The Senate is also advancing a bill that includes $2.36 billion in funding for state and local law enforcement and crime prevention grant programs. A key feature of the bill provides support for local government efforts to combat the distribution of heroin and illegal opioids. Specifically, the bill provides: $132 million to support local law enforcement efforts to arrest and convict heroin and opioid drug dealers; $10 million for Community Oriented Policing Services (COPS) Office's anti-heroin task force program; $12.5 million for the Drug Enforcement Administration (DEA) to establish four new heroin enforcement squads; $14 million to support opioid prevention and treatment opportunities; $14 million for prescription drug monitoring programs; and $43 million for drug courts.
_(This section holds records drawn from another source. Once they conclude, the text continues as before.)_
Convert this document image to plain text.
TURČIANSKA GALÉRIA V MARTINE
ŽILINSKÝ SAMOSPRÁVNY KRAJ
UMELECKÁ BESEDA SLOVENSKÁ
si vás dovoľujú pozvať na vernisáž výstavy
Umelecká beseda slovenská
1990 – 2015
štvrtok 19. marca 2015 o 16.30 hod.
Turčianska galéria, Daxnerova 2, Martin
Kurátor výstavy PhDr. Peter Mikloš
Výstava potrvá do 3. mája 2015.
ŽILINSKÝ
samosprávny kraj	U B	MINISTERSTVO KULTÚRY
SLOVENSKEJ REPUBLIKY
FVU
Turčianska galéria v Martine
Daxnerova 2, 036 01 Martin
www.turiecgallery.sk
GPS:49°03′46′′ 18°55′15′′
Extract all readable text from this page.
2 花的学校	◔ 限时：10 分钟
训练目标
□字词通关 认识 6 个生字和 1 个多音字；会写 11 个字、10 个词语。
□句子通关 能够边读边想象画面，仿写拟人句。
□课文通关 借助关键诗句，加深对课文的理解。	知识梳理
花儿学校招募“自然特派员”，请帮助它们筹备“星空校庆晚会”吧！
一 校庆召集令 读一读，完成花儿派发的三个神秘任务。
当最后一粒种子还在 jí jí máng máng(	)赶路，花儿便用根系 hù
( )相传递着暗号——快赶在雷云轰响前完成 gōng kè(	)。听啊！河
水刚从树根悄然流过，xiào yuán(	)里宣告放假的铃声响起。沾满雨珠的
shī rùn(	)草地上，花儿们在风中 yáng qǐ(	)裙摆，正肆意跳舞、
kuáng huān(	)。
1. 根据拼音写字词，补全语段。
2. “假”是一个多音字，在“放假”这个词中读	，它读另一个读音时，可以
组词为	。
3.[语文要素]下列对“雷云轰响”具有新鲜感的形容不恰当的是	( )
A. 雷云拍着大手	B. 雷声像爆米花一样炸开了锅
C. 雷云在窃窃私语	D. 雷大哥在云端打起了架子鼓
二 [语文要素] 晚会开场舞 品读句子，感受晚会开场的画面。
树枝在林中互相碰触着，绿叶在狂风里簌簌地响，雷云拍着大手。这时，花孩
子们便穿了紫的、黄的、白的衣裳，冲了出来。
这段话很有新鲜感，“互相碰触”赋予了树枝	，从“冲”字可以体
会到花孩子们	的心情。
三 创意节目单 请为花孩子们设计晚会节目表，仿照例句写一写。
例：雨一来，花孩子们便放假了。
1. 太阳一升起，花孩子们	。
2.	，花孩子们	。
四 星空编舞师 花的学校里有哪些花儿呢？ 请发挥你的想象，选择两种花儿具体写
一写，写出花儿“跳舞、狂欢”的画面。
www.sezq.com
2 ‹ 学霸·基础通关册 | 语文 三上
In addition, the bill provides $384 million for the Byrne Justice Assistance Grant (JAG) program to support a range of local program areas including law enforcement, prosecution and court programs, prevention and education programs, corrections and community corrections, drug treatment and enforcement, crime victim and witness initiatives, and planning, evaluation, and technology improvement programs. The COPS Hiring grant program will receive $187 million to help local law enforcement agencies hire an additional 1,000 police officers. To strengthen community policing efforts, the bill also provides $70 million for local law enforcement agencies to purchase body cameras. To help reduce recidivism for adults released from jail, the bill provides $75 million for the Second Chance Act to support substance abuse treatment, employment assistance, and other rehabilitation services.

Energy-Water

The Senate bill provides $214.6 million for the Department of Energy Weatherization Assistance Program, a slight increase over FY 2016 levels ($211.6 million). Coming out of committee, the bill did not include policy riders, but the Senate began considering amendments this week, including an amendment that would withhold federal funds from implementation of the U.S. Environmental Protection Agency's and U.S. Army Corps of Engineers' "Waters of the U.S." rule. As a result, President Obama has issued a veto threat against the Senate bill.

In addition, the House Appropriations Committee approved an Energy-Water appropriations bill on Tuesday. The bill provides $212 million for the Weatherization program, a slight increase over FY 2016 levels. The bill contains several policy riders, including a provision to block the U.S. Environmental Protection Agency's and U.S. Army Corps of Engineers' "Waters of the U.S." rule.